Even though I felt fine, the imaging showed five centimeters worth of scar tissue in my small intestine, which was putting me at major risk for an obstructed bowel. Scar tissue forms adhesions, which can cause your intestines to become twisted and blocked, almost like a garden hose with a kink.

My doctor was shocked that I wasn’t in severe pain. I was freaking out, thinking there was no way I could have surgery and still play Jackie. Then I met with a surgeon who said I could wait until filming was complete to have the surgery, as long as I wasn’t in pain.

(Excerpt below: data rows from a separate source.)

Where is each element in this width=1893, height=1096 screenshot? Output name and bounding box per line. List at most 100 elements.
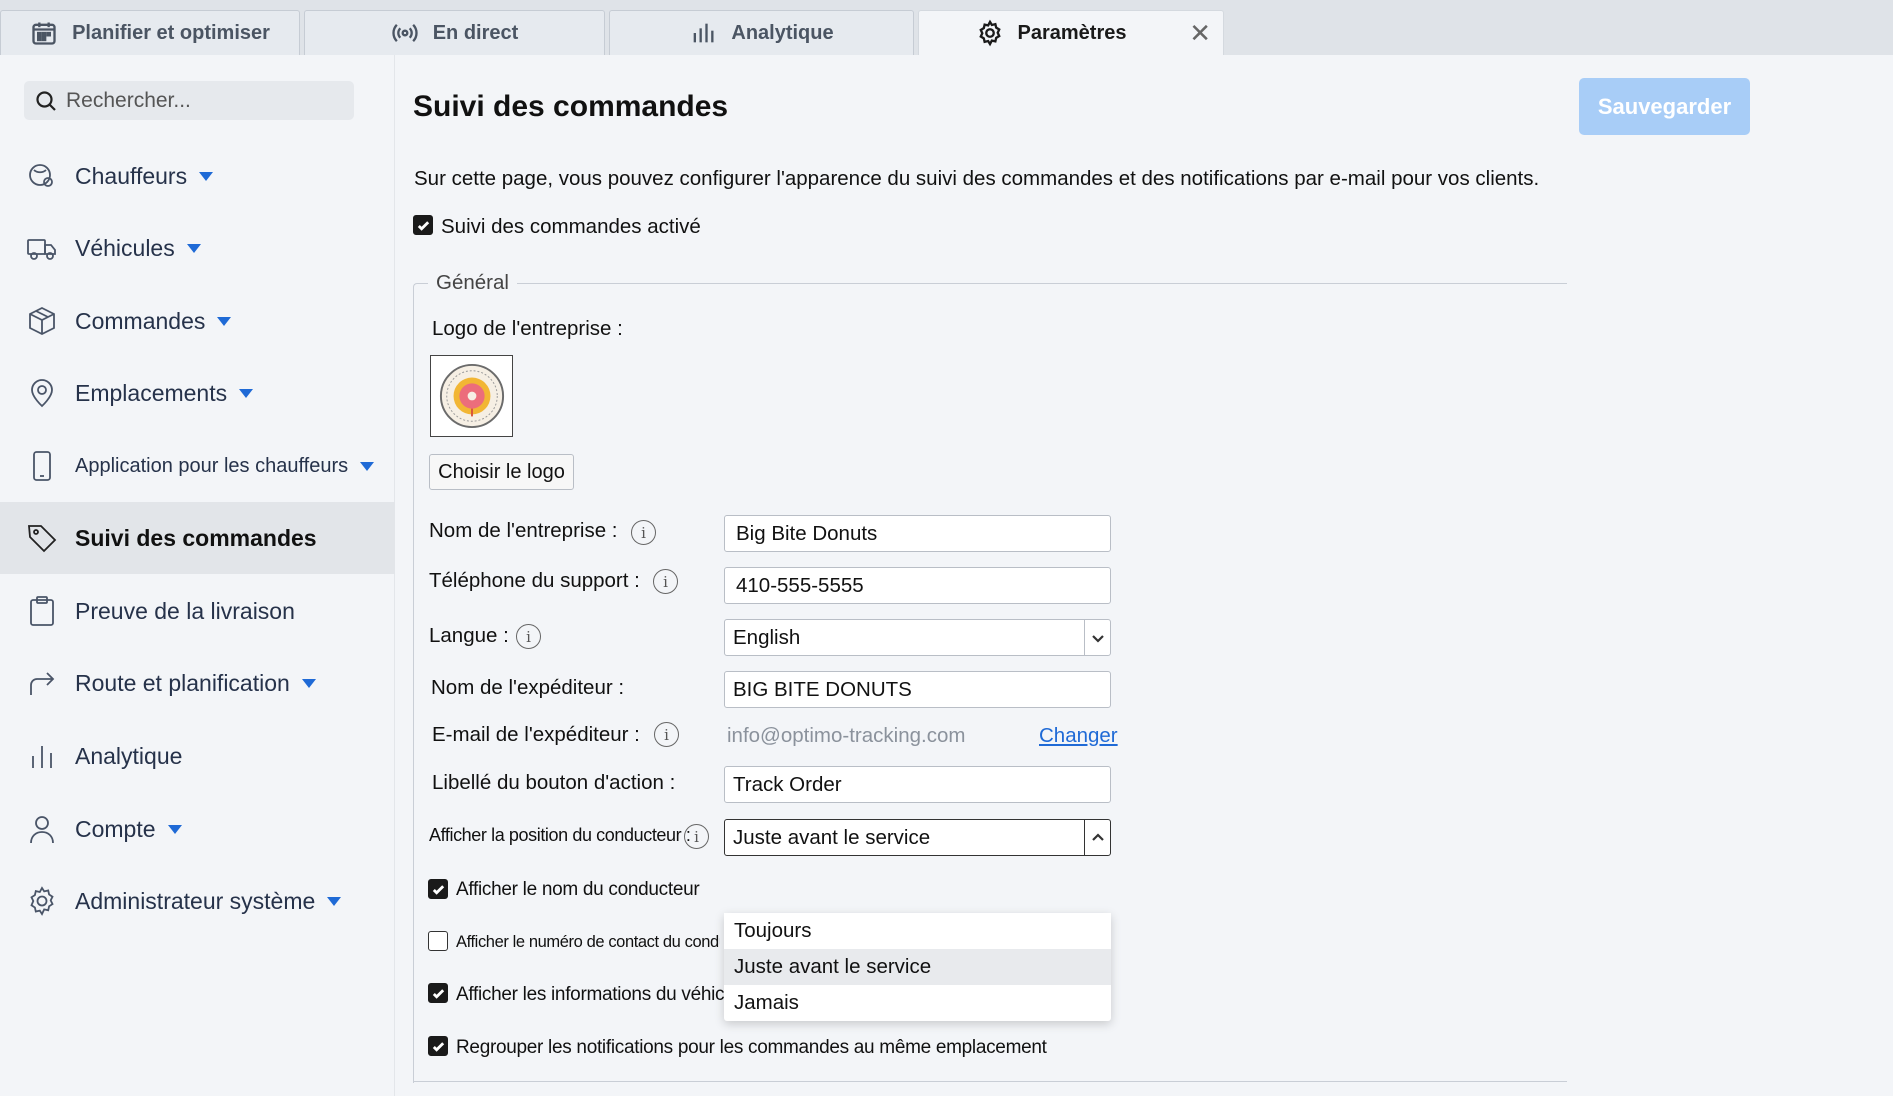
sender-name-label: Nom de l'expéditeur : [431, 676, 625, 699]
change-email-link[interactable]: Changer [1039, 724, 1118, 748]
tab-label: Planifier et optimiser [72, 21, 270, 44]
broadcast-icon [392, 24, 418, 42]
sidebar-item-label: Compte [75, 815, 156, 842]
group-notifications-label: Regrouper les notifications pour les com… [456, 1037, 1047, 1058]
company-logo-preview [430, 355, 513, 437]
search-input[interactable] [66, 88, 346, 113]
sender-name-input[interactable] [724, 671, 1111, 708]
chevron-down-icon[interactable] [327, 896, 342, 906]
info-icon[interactable]: i [653, 569, 678, 594]
chevron-down-icon[interactable] [199, 171, 214, 181]
language-label: Langue : [429, 624, 509, 647]
save-button[interactable]: Sauvegarder [1579, 78, 1750, 135]
action-button-input[interactable] [724, 766, 1111, 803]
tracking-enabled-checkbox[interactable] [413, 215, 433, 235]
show-vehicle-info-label: Afficher les informations du véhicule [456, 984, 749, 1005]
sender-email-label: E-mail de l'expéditeur : [432, 723, 640, 746]
info-icon[interactable]: i [684, 824, 709, 849]
dropdown-option-selected[interactable]: Juste avant le service [724, 949, 1111, 985]
company-name-input[interactable] [724, 515, 1111, 552]
sender-email-value: info@optimo-tracking.com [727, 724, 966, 747]
chevron-down-icon[interactable] [217, 316, 232, 326]
sidebar-item-preuve-livraison[interactable]: Preuve de la livraison [0, 575, 395, 647]
clipboard-icon [30, 596, 54, 626]
tab-parametres[interactable]: Paramètres ✕ [918, 10, 1224, 55]
check-icon [417, 220, 429, 231]
company-name-label: Nom de l'entreprise : [429, 519, 618, 542]
tab-label: Analytique [731, 21, 834, 44]
show-vehicle-info-checkbox[interactable] [428, 983, 448, 1003]
info-icon[interactable]: i [654, 722, 679, 747]
sidebar-item-route-planification[interactable]: Route et planification [0, 647, 395, 719]
settings-icon [30, 886, 54, 916]
sidebar-item-label: Chauffeurs [75, 162, 188, 189]
chevron-up-icon[interactable] [1084, 820, 1110, 855]
route-arrow-icon [30, 672, 55, 695]
language-selected-value: English [733, 625, 801, 649]
chevron-down-icon[interactable] [360, 461, 375, 471]
tracking-enabled-label: Suivi des commandes activé [441, 215, 701, 238]
logo-label: Logo de l'entreprise : [432, 317, 623, 340]
sidebar-item-label: Preuve de la livraison [75, 597, 295, 624]
chevron-down-icon[interactable] [301, 678, 316, 688]
driver-position-select[interactable]: Juste avant le service [724, 819, 1111, 856]
gear-icon [978, 19, 1001, 47]
close-icon[interactable]: ✕ [1189, 20, 1211, 46]
main-content: Suivi des commandes Sauvegarder Sur cett… [395, 55, 1893, 1096]
show-driver-name-checkbox[interactable] [428, 879, 448, 899]
choose-logo-button[interactable]: Choisir le logo [429, 454, 574, 490]
fieldset-bottom-border [413, 1081, 1567, 1082]
phone-icon [33, 451, 51, 481]
package-icon [29, 306, 55, 336]
driver-position-label: Afficher la position du conducteur : [429, 825, 691, 845]
group-notifications-checkbox[interactable] [428, 1036, 448, 1056]
sidebar-item-commandes[interactable]: Commandes [0, 285, 395, 357]
tab-label: Paramètres [1017, 21, 1127, 44]
chevron-down-icon[interactable] [167, 824, 182, 834]
sidebar-item-label: Route et planification [75, 669, 290, 696]
driver-position-selected-value: Juste avant le service [733, 825, 931, 849]
sidebar: Chauffeurs Véhicules Commandes Emplaceme… [0, 55, 395, 1096]
tab-analytique[interactable]: Analytique [609, 10, 914, 55]
info-icon[interactable]: i [516, 624, 541, 649]
support-phone-input[interactable] [724, 567, 1111, 604]
analytics-icon [32, 746, 52, 768]
chevron-down-icon[interactable] [239, 388, 254, 398]
check-icon [432, 1041, 444, 1052]
calendar-icon [32, 22, 56, 45]
sidebar-item-label: Analytique [75, 742, 183, 769]
show-driver-contact-checkbox[interactable] [428, 931, 448, 951]
check-icon [432, 988, 444, 999]
tab-label: En direct [432, 21, 519, 44]
dropdown-option[interactable]: Jamais [724, 985, 1111, 1021]
sidebar-item-label: Administrateur système [75, 887, 316, 914]
sidebar-item-emplacements[interactable]: Emplacements [0, 357, 395, 429]
language-select[interactable]: English [724, 619, 1111, 656]
search-box[interactable] [24, 81, 354, 120]
sidebar-item-chauffeurs[interactable]: Chauffeurs [0, 140, 395, 212]
driver-icon [29, 164, 53, 187]
general-legend: Général [428, 271, 517, 295]
sidebar-item-analytique[interactable]: Analytique [0, 720, 395, 792]
tab-planifier[interactable]: Planifier et optimiser [0, 10, 300, 55]
sidebar-item-label: Suivi des commandes [75, 524, 317, 551]
support-phone-label: Téléphone du support : [429, 569, 640, 592]
check-icon [432, 884, 444, 895]
chevron-down-icon[interactable] [1084, 620, 1110, 655]
chevron-down-icon[interactable] [186, 243, 201, 253]
truck-icon [27, 239, 56, 260]
sidebar-item-administrateur[interactable]: Administrateur système [0, 865, 395, 937]
sidebar-item-compte[interactable]: Compte [0, 793, 395, 865]
dropdown-option[interactable]: Toujours [724, 913, 1111, 949]
tab-en-direct[interactable]: En direct [304, 10, 605, 55]
page-description: Sur cette page, vous pouvez configurer l… [414, 167, 1540, 190]
sidebar-item-label: Emplacements [75, 379, 228, 406]
sidebar-item-label: Commandes [75, 307, 206, 334]
search-icon [36, 90, 56, 111]
info-icon[interactable]: i [631, 520, 656, 545]
sidebar-item-suivi-commandes[interactable]: Suivi des commandes [0, 502, 395, 574]
sidebar-item-label: Application pour les chauffeurs [75, 454, 349, 477]
sidebar-item-application-chauffeurs[interactable]: Application pour les chauffeurs [0, 430, 395, 502]
sidebar-item-vehicules[interactable]: Véhicules [0, 212, 395, 284]
tag-icon [28, 525, 57, 553]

After we wrapped up filming, I had to reshoot Ant-Man, and as soon as that was done I underwent an ileocecal resection, which is when they surgically remove part of your small bowel. I had it done laparoscopically, which is a lot less invasive than the alternative, more traditional method, but the recovery wasn’t easy. Everything I read online said it would take several weeks, but it took me about six months for me to get back to normal. Even now, over a year later, I’m still rebuilding my core strength.

Overall, though, I feel so grateful that the surgery went well, my Crohn’s is under control, and that I get to live this life. I certainly don’t consider myself an expert on living with an autoimmune condition, but these are some of the strategies that have helped me manage the physical demands of long days of filming, weight lifting, and doing martial arts.

1. Get super clear on your why.

Working on Love Lies Bleeding meant so much much more to me than just a chance to play a starring role on the big screen. It’s my hope that people in the queer community will watch this movie and see reflections of themselves and their experiences. While the drama centers around Jackie’s romance with Kristin Stewart’s Lou, the movie is about so much more than their sexuality. And I think it’s so important for people to see queer characters with these rich, complex interior lives doing more than just being gay on screen.

I also wanted to be visible as an actor taking on a very physical role while successfully managing Crohn’s. My character, Jackie, is training for a bodybuilding competition, so in addition to filming gym scenes and some pretty intense action scenes, I had to work out for multiple hours every night once I got home.